Referred Homeless Veterans did not always receive the services needed because the Call Center did not follow up on referrals to medical facilities. Of the approximately 51,500 referrals made in FY 2013, the Call Center provided no feedback or improvements to ensure the quality of the homeless services. We noted that 85 percent of the 60 veterans’ records we reviewed lacked documentation to prove the veterans had received needed support services.

Finally, the Call Center closed just under 24,200 (47 percent) referrals even though the VA medical facilities had not provided the Homeless Veterans any support services.
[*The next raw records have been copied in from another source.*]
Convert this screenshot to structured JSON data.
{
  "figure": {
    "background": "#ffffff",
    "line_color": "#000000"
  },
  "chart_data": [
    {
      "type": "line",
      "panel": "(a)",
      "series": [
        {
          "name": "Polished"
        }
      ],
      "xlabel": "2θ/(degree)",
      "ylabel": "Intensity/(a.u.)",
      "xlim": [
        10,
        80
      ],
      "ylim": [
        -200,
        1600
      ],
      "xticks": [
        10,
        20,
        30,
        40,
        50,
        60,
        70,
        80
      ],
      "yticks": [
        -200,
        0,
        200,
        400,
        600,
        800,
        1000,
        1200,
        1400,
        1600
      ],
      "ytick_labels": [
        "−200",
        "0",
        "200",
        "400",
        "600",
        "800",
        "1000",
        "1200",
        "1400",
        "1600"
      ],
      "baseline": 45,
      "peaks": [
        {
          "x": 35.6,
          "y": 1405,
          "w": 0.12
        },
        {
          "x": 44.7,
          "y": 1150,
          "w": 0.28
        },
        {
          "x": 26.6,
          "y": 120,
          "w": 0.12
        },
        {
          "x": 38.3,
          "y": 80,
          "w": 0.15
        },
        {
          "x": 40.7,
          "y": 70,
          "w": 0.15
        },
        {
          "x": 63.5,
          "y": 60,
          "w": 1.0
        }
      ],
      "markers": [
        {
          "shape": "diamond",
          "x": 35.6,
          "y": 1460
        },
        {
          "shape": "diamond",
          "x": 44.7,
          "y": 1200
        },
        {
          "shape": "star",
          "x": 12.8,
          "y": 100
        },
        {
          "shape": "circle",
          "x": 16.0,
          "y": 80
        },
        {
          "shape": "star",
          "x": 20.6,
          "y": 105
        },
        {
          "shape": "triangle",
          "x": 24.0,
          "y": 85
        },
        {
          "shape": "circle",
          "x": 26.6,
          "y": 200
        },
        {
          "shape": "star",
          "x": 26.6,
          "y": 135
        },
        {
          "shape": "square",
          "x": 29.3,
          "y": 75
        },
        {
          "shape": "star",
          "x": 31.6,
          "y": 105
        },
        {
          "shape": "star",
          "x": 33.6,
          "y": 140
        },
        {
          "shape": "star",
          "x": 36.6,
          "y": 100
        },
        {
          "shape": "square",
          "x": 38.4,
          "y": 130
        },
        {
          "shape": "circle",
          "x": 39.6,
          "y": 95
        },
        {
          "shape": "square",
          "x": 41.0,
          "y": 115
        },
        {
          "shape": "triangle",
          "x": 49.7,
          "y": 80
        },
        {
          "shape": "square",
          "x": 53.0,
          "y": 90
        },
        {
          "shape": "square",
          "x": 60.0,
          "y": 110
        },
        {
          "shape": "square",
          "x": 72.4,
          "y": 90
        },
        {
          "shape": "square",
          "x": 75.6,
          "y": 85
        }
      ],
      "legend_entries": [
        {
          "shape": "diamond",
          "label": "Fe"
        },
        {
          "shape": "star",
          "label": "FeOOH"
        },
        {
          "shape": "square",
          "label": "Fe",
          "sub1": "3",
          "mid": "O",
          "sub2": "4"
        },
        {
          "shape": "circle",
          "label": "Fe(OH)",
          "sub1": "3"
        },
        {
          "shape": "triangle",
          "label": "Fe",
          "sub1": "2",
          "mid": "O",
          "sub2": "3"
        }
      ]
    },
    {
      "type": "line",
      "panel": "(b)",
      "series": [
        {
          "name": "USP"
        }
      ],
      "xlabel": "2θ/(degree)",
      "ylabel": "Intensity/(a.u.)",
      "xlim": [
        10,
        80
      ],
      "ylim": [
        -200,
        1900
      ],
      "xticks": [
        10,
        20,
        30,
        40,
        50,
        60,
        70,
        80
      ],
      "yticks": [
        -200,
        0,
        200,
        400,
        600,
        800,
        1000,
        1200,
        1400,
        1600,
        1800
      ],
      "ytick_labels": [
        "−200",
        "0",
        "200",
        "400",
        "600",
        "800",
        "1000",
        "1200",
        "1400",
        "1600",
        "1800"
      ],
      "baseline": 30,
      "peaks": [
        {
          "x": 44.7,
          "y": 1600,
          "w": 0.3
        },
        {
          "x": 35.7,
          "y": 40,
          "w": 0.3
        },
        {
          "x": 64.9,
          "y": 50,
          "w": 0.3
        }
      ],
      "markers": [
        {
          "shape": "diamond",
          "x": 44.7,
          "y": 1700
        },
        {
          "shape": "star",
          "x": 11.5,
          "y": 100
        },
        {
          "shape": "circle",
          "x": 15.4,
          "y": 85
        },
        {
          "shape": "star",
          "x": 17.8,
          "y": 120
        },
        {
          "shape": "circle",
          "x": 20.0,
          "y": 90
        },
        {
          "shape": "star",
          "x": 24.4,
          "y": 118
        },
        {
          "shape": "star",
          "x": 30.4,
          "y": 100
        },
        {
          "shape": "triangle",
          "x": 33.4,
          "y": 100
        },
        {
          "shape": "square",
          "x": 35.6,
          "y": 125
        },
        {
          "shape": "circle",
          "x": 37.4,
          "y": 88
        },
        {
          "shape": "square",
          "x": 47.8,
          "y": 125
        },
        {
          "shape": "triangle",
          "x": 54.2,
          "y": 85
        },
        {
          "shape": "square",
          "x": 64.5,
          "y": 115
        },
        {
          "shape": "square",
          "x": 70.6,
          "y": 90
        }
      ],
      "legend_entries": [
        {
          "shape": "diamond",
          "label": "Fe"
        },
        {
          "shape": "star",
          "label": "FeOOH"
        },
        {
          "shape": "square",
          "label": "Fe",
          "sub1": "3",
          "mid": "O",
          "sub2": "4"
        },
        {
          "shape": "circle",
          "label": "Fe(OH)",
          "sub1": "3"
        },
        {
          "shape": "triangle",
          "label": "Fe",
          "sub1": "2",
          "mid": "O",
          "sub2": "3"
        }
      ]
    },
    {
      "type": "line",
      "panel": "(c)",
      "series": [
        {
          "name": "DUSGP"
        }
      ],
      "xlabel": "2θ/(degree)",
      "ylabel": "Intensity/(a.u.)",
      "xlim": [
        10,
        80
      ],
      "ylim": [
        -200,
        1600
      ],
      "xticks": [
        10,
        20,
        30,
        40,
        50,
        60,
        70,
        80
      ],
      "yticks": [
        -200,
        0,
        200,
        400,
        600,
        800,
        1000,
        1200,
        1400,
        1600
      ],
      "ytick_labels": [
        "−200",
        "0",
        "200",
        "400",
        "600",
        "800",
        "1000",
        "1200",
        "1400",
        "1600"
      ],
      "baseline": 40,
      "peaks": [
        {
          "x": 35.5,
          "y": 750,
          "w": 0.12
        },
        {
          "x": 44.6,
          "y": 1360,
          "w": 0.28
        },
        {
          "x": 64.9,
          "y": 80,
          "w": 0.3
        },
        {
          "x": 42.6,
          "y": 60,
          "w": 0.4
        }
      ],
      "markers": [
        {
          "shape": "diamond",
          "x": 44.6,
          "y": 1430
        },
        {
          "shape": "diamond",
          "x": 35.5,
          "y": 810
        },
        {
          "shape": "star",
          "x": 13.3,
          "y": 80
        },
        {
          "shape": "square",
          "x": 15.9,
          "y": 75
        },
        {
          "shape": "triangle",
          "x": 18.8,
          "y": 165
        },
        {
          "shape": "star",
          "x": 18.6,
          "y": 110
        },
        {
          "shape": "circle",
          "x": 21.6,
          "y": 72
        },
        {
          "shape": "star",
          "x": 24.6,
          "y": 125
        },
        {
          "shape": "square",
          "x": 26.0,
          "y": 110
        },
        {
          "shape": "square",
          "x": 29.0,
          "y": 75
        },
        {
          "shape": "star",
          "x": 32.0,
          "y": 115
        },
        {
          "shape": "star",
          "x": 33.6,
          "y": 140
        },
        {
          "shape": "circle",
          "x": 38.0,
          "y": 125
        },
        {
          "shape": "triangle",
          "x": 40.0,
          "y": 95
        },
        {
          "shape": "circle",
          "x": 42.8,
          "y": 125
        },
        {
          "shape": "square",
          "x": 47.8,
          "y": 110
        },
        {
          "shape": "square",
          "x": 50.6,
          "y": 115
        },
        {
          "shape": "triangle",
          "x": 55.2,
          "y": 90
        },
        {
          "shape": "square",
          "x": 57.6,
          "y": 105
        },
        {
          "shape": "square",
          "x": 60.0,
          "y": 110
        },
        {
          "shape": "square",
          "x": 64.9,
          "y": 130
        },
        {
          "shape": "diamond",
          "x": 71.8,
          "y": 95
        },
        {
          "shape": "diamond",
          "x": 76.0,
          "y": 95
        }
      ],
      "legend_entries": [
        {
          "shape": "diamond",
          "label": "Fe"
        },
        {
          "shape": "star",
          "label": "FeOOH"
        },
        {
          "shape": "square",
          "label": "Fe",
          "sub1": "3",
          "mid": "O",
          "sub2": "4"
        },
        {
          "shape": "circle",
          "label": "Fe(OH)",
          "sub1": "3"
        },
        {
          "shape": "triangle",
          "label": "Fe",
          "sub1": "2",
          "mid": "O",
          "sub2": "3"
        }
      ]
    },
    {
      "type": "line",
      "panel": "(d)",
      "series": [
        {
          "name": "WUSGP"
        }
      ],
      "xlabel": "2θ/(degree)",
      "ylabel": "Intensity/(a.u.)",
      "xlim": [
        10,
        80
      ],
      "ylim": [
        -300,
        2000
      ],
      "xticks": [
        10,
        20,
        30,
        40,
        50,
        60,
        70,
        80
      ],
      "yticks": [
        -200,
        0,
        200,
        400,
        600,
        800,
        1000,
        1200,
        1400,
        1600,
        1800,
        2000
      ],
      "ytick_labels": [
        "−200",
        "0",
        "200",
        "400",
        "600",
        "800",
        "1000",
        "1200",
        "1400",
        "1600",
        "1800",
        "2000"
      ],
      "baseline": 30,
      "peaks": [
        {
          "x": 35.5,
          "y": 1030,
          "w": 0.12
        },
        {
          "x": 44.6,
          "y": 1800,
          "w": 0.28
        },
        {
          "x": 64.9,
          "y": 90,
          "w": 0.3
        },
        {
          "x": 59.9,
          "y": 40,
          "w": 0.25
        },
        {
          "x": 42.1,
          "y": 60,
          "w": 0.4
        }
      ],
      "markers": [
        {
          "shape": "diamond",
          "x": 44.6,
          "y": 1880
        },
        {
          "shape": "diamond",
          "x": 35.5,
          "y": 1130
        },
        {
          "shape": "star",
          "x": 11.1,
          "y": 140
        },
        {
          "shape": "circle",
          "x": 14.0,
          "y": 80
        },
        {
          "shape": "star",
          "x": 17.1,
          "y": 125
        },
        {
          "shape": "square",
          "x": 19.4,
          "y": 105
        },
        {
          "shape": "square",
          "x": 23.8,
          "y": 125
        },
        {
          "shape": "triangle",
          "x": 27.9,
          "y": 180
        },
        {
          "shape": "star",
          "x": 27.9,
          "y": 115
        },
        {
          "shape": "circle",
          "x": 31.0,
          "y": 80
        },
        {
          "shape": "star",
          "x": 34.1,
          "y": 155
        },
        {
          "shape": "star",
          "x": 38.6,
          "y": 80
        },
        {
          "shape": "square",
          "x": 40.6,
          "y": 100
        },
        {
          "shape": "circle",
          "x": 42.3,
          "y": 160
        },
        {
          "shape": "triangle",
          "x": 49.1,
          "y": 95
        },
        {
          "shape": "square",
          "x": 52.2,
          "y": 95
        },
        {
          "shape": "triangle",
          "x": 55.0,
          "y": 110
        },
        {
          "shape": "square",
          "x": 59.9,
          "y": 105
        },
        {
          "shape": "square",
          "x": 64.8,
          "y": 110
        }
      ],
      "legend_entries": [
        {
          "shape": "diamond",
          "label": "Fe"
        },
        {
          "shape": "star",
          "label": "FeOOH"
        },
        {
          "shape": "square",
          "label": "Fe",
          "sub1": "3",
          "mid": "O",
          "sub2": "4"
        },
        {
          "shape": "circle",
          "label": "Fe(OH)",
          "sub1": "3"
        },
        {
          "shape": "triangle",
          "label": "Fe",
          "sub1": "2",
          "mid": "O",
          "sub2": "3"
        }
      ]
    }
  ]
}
In total, we identified 40,500 missed opportunities where the Call Center either did not refer the Homeless Veterans’ calls to medical facilities or it closed referrals without ensuring Homeless Veterans had received needed services from VA medical facilities.

We recommended the Interim Under Secretary for Health stop the use of the answering machine, implement effective Call Center performance metrics to ensure Homeless Veterans receive needed services, and establish controls to ensure the proper use of Call Center special purpose funds. The Interim Under Secretary for Health concurred with our recommendations and provided responsive action plans. We will follow up on these actions.

OIG Determination of Veterans Health Administration’s Occupational Staffing Shortages

February 2, 2015 Comments off

OIG Determination of Veterans Health Administration’s Occupational Staffing Shortages (PDF)
Source: U.S. Department of Veterans Affairs, Office of Inspector General

The VA Office of Inspector General (OIG) conducted a determination of Veterans Health Administration (VHA) occupations with the largest staffing shortages as required by Section 301 of the Veterans Access, Choice, and Accountability Act of 2014. We interpreted “largest staffing shortage” to encompass broader deliberation than simply the number needed to replace or backfill vacant positions. We performed a rules-based analysis on VHA data to identify these occupations. We determined that the five occupations with the “largest staffing shortages” were Medical Officer, Nurse, Physician Assistant, Physical Therapist, and Psychologist. This determination is the first of several OIG determinations on VHA occupational staffing shortages. We plan to incorporate additional data in future OIG determinations to provide more detailed recommendations. We recommended that the Interim Under Secretary for Health continue to develop and implement staffing models for critical need occupations.